Almost immediately, headlights flash through their rear window, and a big, imposing black truck begins to approach their vehicle way too fast. Eddie quickly taps into his military training and goes silent, his focus only on speeding toward the nearest anything, even as the truck matches his speed and every turn point for point. Through sheer luck, the unlikely trio turns onto a back road and loses the truck, but their pursuer is the least of their worries. Eddie barely turns into the hospital parking lot before he and April realize two things: Rhonda is not going to survive her wounds, and they have just deposited a dying woman they don’t know at the hospital, their car and their clothing all drenched in her blood. It’s not a good look, and the local detectives are quick to call them on it.

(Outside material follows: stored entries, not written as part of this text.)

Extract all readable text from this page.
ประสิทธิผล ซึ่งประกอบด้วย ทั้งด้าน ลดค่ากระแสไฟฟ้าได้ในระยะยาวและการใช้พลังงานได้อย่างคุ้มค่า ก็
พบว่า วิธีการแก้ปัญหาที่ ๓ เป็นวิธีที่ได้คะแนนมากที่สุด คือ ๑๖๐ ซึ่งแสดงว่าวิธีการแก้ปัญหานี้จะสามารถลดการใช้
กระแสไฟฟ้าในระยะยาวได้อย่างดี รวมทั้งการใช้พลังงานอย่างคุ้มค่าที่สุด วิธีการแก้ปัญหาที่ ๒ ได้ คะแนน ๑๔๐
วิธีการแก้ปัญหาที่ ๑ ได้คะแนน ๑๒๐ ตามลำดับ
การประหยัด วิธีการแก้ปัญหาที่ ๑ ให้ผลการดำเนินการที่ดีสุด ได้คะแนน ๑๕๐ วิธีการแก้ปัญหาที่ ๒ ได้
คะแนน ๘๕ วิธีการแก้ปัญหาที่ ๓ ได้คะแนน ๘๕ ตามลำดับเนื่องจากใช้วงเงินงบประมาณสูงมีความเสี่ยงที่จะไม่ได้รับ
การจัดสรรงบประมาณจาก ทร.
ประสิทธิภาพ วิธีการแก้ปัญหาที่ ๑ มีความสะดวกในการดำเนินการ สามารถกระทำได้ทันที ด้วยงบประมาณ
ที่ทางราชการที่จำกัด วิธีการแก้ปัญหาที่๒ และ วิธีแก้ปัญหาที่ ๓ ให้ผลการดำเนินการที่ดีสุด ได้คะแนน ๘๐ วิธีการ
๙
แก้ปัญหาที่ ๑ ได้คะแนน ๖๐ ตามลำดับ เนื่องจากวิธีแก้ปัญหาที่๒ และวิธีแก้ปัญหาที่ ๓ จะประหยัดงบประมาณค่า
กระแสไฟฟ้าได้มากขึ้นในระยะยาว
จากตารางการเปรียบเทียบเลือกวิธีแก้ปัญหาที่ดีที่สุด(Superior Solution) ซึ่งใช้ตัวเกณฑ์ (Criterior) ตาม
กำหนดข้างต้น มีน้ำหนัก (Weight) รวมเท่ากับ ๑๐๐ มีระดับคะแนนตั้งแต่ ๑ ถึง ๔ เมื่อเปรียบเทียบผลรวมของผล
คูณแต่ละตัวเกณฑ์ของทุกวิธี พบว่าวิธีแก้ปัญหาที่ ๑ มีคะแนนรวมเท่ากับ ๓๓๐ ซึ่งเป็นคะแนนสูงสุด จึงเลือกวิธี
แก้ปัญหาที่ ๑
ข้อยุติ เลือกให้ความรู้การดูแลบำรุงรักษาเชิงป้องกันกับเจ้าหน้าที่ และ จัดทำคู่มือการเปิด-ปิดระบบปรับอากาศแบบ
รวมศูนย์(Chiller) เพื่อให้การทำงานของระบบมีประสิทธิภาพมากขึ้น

But this isn’t your average mystery. Shortly after the local force begins to question April and Eddie, a menacing state police officer arrives, telling the town’s police to back off and that this is officially a state police issue now. It’s alarming, to say the least, but it also makes April and Eddie curious: Why have the state police taken such an interest, and why do they seem dead-set on pinning Rhonda’s death on them? Oh, and there’s the one thing that they aren’t telling police, local or state. When the black truck passed them, Eddie saw a teenage girl in the truck bed, dirty and disheveled and screaming for help.

So, as the police zero in on the newlyweds, April and Eddie embark on their own investigation --- not just into Rhonda or the truck, but also into the road where they first encountered her: Atticus Line. As locals are quick to inform them, this is not the first life that Atticus Line has taken; the deaths on the same stretch of road go back nearly 30 years.

This leads April and Eddie to a homemade hostel for transient youth, to teenage girls who have been tracking the deaths on the road for longer than they even knew it existed, and even to the history of the police force. Each new clue and possible line of investigation dovetails into one disappearance and legend: that of the Lost Girl, Atticus Line’s first victim, and more than likely the ghostly teenage girl Eddie saw screaming from the back of the truck. But even though deaths have been occurring on and off for years, April and Eddie are the only ones to ever discover a murder midway, and the only ones to have seen the Lost Girl and lived to tell the tale. It is obvious that something led them to Atticus Line, and they are powerless to ignore the clues that something dark has a hold on the deserted town’s desolate road. But why did it choose them?

Simone St. James has an innate talent for blending genres without doing a disservice to either, and that is on perfect display in MURDER ROAD. While the supernatural element is apparent early on, so too is the mystery and the obvious failings of the local and state police forces to figure it out. This combination is not just compelling, it's downright propulsive. St. James can occasionally dwell on her characters’ extraneous backstories for a bit too long, but the pull of the classic mystery storyline and the ghoulish supernatural keeps the pacing fast and tight.